Bodhisattva (part 3)
 
From the same magazine article, is this statement:

“By taking the bodhisattva vow, we open ourselves to many demands. If we are asked for help, we should not refuse; if we are invited to be a parent, we should not refuse. In other words, we have to have some kind of interest in taking care of people, some appreciation of the phenomenal world and its occupants. It is not an easy matter. It requires that we not be completely tired and put off by people’s heavy-handed neurosis, ego-dirt, ego-puke, or ego-diarrhea; instead we are appreciative and willing to clean up for them. It is a sense of softness whereby we allow situations to take place in spite of little inconveniences; we allow situations to bother us, to overcrowd us.”
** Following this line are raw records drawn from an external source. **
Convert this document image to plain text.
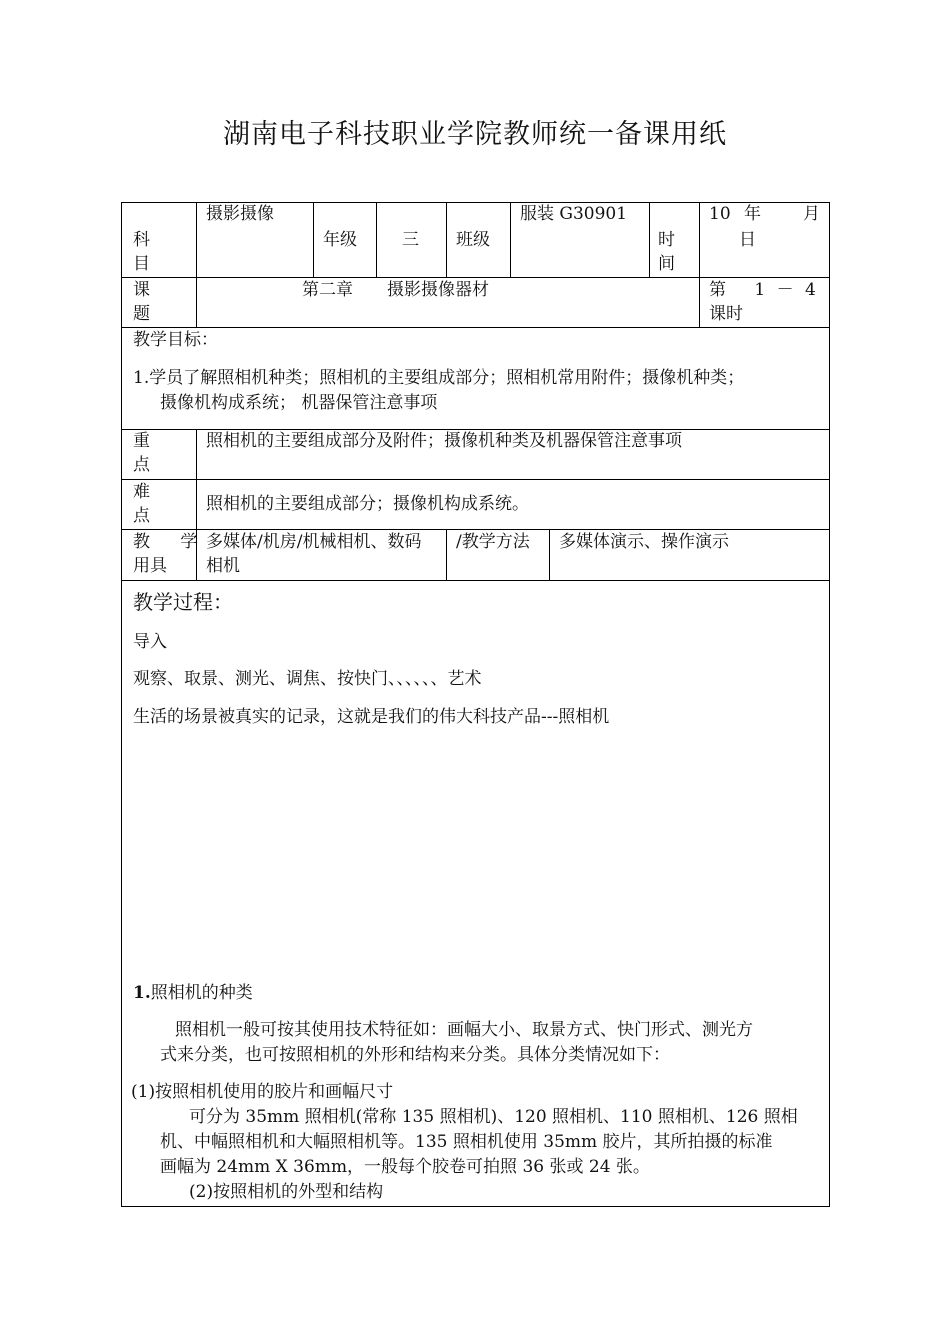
湖南电子科技职业学院教师统一备课用纸
科
目
摄影摄像
年级	三 班级
服装 G30901
时
间
10 年 月
日
课
题
第二章　　摄影摄像器材	第　 1 － 4
课时
教学目标：
1.学员了解照相机种类；照相机的主要组成部分；照相机常用附件；摄像机种类；
摄像机构成系统； 机器保管注意事项
重
点
照相机的主要组成部分及附件；摄像机种类及机器保管注意事项
难
点
照相机的主要组成部分；摄像机构成系统。
教　 学
用具
多媒体/机房/机械相机、数码
相机
/教学方法 多媒体演示、操作演示
教学过程：
导入
观察、取景、测光、调焦、按快门、、、、、、艺术
生活的场景被真实的记录，这就是我们的伟大科技产品---照相机
1.照相机的种类
照相机一般可按其使用技术特征如：画幅大小、取景方式、快门形式、测光方
式来分类，也可按照相机的外形和结构来分类。具体分类情况如下：
(1)按照相机使用的胶片和画幅尺寸
可分为 35mm 照相机(常称 135 照相机)、120 照相机、110 照相机、126 照相
机、中幅照相机和大幅照相机等。135 照相机使用 35mm 胶片，其所拍摄的标准
画幅为 24mm X 36mm，一般每个胶卷可拍照 36 张或 24 张。
(2)按照相机的外型和结构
I’m still trying to figure this one out. We should not refuse help. If we are invited to be a parent, we should not refuse. ……also the idea that we should be willing to clean up peoples ‘ego-dirt, ego-puke or ego-diarrhea or heavy-handed neurosis’….again, I’m not sure I get the benefit of cleaning up behind people. Or exactly what that means.

As someone that used to allow themselves to be walking over, used and abused, it sounds like it’s asking me to do the same. It sounds like when Amanda in Chicago, told me that to be a Priestess, meant that I should go back home and attempt to heal my main perp. I just don’t understand why I’m supposed to put myself in a position to clean up after others. How do they learn their life lessons if someone is always cleaning up after them?

This is the part of the vow that just doesn’t click for me. I would rather live in a way that others want to emulate. Show doors. Open eyes. Have compassion and show people they are valuable human beings. Not walk behind them with a broom as they shit on me. Because that is what it will feel like. Ego-dirt, Ego-puke, heavy-handed neurosis is all about drama. Why feed the drama?


Maybe I have this idea all wrong and am just not understanding what he’s trying to convey. But, at the moment, this idea feel icky and unhealthy.